Infrastructure investment under a new Labour government

It is 5 July 2024. No doubt many are feeling somewhat tired and perhaps a little emotional. For those who are involved in or concerned about infrastructure, however, this morning may represent a significant change in infrastructure policy in the UK opening the door for investment and new projects.

In the Spring of 2017, the Conservative Government put future PFI projects on hold. By 2020, it was clear that there would be no future PFI or PPP type projects in the pipeline. By 2023, that was proven to be correct.

In the autumn of 2023, the Labour Party announced the formation of the Infrastructure Council and more recently they have proposed the introduction of the National Infrastructure and Service Transformation Authority (NISTA) combining the National Infrastructure Commission and the Infrastructure and Projects Authority. The Labour Party has also announced that the current model of infrastructure projects will change.

The Labour Party, it seems, will be serious about infrastructure.But what will that look like?

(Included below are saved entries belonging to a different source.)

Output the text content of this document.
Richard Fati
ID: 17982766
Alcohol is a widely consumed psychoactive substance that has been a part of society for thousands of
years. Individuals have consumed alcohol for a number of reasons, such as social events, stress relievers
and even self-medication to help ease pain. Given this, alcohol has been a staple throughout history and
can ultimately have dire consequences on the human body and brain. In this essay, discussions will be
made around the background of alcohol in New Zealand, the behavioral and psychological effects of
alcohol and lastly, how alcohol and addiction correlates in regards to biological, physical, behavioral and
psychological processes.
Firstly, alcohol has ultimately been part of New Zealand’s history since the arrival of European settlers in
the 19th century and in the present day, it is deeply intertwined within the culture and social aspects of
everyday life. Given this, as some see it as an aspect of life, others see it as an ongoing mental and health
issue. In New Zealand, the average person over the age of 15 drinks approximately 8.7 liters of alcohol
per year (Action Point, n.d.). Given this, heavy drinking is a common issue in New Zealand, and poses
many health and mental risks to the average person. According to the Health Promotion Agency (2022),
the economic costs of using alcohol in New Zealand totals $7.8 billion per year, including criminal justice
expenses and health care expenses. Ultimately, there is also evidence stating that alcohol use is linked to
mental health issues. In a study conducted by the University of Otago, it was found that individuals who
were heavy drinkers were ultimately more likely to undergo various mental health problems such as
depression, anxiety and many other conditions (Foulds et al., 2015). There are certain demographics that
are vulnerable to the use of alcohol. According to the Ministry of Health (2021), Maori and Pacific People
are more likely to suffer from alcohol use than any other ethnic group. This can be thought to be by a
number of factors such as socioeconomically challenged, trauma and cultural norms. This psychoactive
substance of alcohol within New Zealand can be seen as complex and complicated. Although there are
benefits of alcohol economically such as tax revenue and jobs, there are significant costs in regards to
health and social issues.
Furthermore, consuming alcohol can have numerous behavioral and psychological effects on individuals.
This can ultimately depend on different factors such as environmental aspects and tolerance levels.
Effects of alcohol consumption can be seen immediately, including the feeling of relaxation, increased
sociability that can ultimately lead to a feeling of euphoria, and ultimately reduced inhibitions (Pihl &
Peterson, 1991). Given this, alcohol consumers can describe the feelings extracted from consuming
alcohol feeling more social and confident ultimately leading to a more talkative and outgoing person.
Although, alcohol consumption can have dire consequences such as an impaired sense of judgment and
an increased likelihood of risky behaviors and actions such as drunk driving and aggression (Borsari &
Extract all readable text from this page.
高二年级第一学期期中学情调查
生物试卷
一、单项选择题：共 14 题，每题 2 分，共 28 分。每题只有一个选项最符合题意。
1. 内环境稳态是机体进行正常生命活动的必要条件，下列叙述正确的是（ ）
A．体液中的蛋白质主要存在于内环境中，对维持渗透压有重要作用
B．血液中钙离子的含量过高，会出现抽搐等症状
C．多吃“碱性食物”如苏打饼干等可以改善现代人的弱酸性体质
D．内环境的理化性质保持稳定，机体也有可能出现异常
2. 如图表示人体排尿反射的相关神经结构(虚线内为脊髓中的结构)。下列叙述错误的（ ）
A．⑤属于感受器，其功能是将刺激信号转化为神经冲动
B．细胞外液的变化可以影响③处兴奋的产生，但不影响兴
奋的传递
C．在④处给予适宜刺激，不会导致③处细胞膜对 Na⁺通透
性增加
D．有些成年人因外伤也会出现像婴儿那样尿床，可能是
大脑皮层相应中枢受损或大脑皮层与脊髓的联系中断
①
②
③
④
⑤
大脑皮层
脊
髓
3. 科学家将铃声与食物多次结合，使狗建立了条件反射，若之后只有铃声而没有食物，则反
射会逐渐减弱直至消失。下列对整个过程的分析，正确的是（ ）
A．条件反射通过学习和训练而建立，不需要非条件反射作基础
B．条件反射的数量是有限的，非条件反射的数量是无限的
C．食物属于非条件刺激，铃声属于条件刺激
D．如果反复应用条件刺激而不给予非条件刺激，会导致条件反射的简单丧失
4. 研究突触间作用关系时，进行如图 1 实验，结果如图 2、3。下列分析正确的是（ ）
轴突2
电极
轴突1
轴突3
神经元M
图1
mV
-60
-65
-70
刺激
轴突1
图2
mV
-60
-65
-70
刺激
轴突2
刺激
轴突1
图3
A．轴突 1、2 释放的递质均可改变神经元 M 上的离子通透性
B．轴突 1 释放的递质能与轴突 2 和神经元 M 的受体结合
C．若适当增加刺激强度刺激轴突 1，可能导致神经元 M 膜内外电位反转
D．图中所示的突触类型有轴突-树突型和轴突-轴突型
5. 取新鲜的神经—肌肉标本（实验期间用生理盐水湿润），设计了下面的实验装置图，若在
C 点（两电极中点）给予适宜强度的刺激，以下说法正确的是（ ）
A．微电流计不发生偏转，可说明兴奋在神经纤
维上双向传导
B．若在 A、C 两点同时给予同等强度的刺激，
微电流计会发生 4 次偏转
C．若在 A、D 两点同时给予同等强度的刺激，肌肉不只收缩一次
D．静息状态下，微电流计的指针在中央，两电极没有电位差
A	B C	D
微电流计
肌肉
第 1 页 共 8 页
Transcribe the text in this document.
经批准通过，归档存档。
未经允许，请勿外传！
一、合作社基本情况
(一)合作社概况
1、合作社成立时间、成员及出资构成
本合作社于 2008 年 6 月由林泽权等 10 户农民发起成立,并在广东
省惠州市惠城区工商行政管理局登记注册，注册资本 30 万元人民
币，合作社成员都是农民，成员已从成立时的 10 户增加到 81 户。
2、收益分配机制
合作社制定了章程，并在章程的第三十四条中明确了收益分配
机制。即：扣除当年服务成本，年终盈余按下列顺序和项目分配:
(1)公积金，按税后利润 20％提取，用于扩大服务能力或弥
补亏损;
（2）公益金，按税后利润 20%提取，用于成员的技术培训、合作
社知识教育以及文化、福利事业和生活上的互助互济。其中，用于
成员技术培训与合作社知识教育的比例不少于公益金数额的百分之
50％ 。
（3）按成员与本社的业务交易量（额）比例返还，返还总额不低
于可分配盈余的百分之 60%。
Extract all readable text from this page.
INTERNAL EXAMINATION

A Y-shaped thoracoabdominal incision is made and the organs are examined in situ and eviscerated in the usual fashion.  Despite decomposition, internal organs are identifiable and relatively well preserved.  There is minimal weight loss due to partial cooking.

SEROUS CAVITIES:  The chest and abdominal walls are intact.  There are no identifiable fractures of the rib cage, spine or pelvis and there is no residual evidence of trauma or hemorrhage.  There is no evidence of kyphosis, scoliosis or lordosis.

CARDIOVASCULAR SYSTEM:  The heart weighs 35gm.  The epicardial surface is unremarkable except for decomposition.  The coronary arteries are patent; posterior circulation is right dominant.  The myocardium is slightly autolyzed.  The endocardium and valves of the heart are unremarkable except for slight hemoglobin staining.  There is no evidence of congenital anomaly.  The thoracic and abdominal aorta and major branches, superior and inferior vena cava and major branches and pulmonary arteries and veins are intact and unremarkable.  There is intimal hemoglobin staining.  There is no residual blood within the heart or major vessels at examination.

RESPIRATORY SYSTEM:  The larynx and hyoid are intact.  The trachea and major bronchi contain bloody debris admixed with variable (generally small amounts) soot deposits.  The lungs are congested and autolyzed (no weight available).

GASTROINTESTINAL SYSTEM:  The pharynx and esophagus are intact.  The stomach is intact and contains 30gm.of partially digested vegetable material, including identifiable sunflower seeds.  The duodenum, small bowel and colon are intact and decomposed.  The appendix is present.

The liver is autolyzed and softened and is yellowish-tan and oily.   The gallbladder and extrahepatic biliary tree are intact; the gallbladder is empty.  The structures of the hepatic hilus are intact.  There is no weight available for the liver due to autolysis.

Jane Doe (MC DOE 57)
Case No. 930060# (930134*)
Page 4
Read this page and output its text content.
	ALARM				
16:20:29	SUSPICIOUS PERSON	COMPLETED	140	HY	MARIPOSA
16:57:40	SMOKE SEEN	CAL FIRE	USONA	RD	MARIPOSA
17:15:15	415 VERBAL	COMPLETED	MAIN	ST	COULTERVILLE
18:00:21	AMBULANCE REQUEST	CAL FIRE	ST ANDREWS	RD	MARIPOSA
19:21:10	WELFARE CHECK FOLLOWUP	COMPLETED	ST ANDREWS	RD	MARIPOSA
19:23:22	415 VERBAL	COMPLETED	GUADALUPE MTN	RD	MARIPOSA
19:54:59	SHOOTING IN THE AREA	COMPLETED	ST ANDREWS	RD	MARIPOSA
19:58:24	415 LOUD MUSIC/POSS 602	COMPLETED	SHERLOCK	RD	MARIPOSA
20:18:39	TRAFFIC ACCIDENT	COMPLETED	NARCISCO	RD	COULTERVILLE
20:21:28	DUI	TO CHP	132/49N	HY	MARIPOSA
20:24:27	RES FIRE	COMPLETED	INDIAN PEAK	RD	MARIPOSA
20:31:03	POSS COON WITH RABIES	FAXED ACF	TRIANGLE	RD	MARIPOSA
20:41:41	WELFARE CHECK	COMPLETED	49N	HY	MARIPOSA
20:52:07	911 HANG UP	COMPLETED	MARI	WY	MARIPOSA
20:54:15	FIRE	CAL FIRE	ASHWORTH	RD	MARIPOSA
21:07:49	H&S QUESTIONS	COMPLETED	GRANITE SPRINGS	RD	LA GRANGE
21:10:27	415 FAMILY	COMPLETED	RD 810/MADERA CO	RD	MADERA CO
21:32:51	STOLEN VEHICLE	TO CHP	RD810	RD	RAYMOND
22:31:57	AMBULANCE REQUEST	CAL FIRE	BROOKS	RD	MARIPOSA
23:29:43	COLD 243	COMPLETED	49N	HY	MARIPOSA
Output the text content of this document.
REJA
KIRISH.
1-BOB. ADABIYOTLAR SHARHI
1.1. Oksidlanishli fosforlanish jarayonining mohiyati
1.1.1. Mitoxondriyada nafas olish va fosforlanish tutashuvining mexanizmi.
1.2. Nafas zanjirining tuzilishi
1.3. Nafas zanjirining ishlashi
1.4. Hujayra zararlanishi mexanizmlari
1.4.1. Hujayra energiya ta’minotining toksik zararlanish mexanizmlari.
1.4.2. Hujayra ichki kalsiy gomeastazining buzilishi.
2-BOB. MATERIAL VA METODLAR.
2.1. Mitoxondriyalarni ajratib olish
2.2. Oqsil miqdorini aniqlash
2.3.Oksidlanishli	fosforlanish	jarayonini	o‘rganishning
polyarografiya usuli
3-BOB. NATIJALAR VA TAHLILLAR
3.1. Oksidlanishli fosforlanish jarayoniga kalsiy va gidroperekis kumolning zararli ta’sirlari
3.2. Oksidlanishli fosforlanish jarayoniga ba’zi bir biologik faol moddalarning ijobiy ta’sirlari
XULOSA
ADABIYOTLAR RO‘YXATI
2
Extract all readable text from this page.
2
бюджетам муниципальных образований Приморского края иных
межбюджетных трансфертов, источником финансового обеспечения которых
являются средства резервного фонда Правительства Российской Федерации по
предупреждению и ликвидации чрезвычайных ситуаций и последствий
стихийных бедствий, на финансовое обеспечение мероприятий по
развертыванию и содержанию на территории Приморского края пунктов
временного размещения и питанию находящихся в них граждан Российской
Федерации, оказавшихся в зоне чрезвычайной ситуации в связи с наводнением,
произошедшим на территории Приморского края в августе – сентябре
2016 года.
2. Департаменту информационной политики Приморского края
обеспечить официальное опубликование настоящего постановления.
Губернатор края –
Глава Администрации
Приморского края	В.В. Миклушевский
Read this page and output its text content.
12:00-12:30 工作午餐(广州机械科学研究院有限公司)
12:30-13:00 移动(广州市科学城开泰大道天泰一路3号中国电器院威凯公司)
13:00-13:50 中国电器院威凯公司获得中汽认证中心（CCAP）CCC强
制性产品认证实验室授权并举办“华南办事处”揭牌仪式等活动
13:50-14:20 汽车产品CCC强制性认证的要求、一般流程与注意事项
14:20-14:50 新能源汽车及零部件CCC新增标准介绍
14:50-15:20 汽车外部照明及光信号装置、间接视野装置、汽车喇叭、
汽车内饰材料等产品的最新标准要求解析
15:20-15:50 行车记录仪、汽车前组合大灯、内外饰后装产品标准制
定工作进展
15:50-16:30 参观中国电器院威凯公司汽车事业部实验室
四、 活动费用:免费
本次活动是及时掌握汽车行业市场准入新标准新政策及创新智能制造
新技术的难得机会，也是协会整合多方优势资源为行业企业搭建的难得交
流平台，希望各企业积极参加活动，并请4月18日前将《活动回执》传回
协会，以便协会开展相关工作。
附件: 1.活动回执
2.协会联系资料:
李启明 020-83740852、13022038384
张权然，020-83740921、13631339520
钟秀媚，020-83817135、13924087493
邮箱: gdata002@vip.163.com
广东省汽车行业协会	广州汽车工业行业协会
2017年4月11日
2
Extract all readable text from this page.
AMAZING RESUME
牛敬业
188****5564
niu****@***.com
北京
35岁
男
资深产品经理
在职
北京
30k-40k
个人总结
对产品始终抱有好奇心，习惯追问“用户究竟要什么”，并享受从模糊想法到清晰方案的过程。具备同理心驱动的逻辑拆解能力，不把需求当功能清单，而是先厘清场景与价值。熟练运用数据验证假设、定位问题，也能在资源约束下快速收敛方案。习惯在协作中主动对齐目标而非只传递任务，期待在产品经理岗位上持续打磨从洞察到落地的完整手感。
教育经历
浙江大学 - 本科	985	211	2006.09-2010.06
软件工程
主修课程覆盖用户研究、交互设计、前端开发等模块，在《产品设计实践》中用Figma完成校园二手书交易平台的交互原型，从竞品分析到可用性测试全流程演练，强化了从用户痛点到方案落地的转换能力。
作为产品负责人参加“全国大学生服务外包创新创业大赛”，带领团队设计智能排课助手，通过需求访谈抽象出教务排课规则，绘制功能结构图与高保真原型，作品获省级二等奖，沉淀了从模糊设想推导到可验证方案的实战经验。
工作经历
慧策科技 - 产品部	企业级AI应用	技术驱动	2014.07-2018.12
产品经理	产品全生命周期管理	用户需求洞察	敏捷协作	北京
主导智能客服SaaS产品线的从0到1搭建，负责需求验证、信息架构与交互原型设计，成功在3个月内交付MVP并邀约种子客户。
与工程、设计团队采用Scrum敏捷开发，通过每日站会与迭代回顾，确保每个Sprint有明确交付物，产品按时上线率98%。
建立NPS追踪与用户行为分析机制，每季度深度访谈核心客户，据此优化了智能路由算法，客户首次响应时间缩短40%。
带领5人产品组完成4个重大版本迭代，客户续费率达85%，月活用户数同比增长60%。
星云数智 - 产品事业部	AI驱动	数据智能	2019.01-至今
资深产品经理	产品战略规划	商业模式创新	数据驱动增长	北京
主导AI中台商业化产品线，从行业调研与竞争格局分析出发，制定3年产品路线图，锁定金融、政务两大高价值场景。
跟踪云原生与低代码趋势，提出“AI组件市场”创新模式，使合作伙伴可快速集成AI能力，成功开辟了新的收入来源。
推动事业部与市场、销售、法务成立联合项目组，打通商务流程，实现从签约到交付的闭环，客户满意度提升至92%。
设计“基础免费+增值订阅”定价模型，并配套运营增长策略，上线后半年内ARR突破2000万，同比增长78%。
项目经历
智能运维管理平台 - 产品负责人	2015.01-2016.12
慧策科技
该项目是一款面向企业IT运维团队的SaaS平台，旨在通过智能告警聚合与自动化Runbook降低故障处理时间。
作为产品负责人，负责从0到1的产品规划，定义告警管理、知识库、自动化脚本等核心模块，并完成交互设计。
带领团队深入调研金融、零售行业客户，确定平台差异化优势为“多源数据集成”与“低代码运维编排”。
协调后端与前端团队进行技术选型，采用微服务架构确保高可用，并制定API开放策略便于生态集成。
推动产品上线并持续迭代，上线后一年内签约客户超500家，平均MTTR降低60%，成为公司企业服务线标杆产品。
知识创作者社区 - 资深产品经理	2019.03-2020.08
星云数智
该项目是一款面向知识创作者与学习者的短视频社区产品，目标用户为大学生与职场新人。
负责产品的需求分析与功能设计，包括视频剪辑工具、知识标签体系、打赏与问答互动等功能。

It is known that the plan is to have a multi-billion plan for investment – this is per the Manifesto and press reporting. The question is as to the format of the projects themselves and the scale and scope of any cash pipeline.

In terms of project structure, it is reasonable to expect that the Mutual Investment Model (MIM), which has been used in Wales, will form the basis of any discussion and is ripe for adoption and evolution. MIM has a different corporate structure to PFI. Unlike PFI, where the structure is: Authority – Project Company (backed by the Funders) – Building Company/Operating Company, under MIM (on the Welsh model) the State is permitted to have a minority stake in the Holding Company and it is the Holding Company that is the sole shareholder in the Project Company. Thus, equity and return flows through the Holding Company whilst the Project Company runs the project and the contracts with Building and Operator Companies which are, as per later PFI structures, autonomous.1

There are two different streams here – commercial and legal.

Commercially, the obstacles are as follows.

In terms of the scope and scale of the financial investment to interest the market it will need to be significant.

In terms of the Public Sector, the Public Sector will want assurances that any infrastructure built will deliver value for money and will be structured so as to allow dynamic change and evolution to accommodate, amongst other things, technological change.

Funders will need increased confidence in the consistent and clear application of Government policy.

Building Contractors will need to know that they have a substantial programme into which they will sink their resources.

FM Contractors will need to have clarity of risk/ reward and understand the delivery model so as to evolve their business structures.

Legally, the best intentions will not solve the debates that currently exist in the industry: construction defects, a lack of active operational contract management on some projects, reporting complexities, handback uncertainty and early termination risk are not replicated in any future model.

The good news is that if the Labour Party, now in government, is serious about infrastructure, there is the acquired experience in the market and elsewhere on which it can rely. 


1 In early PFI, there could be an overlap between the Funders, Project Companies and Building/Operating Companies – this obviously centralised risk.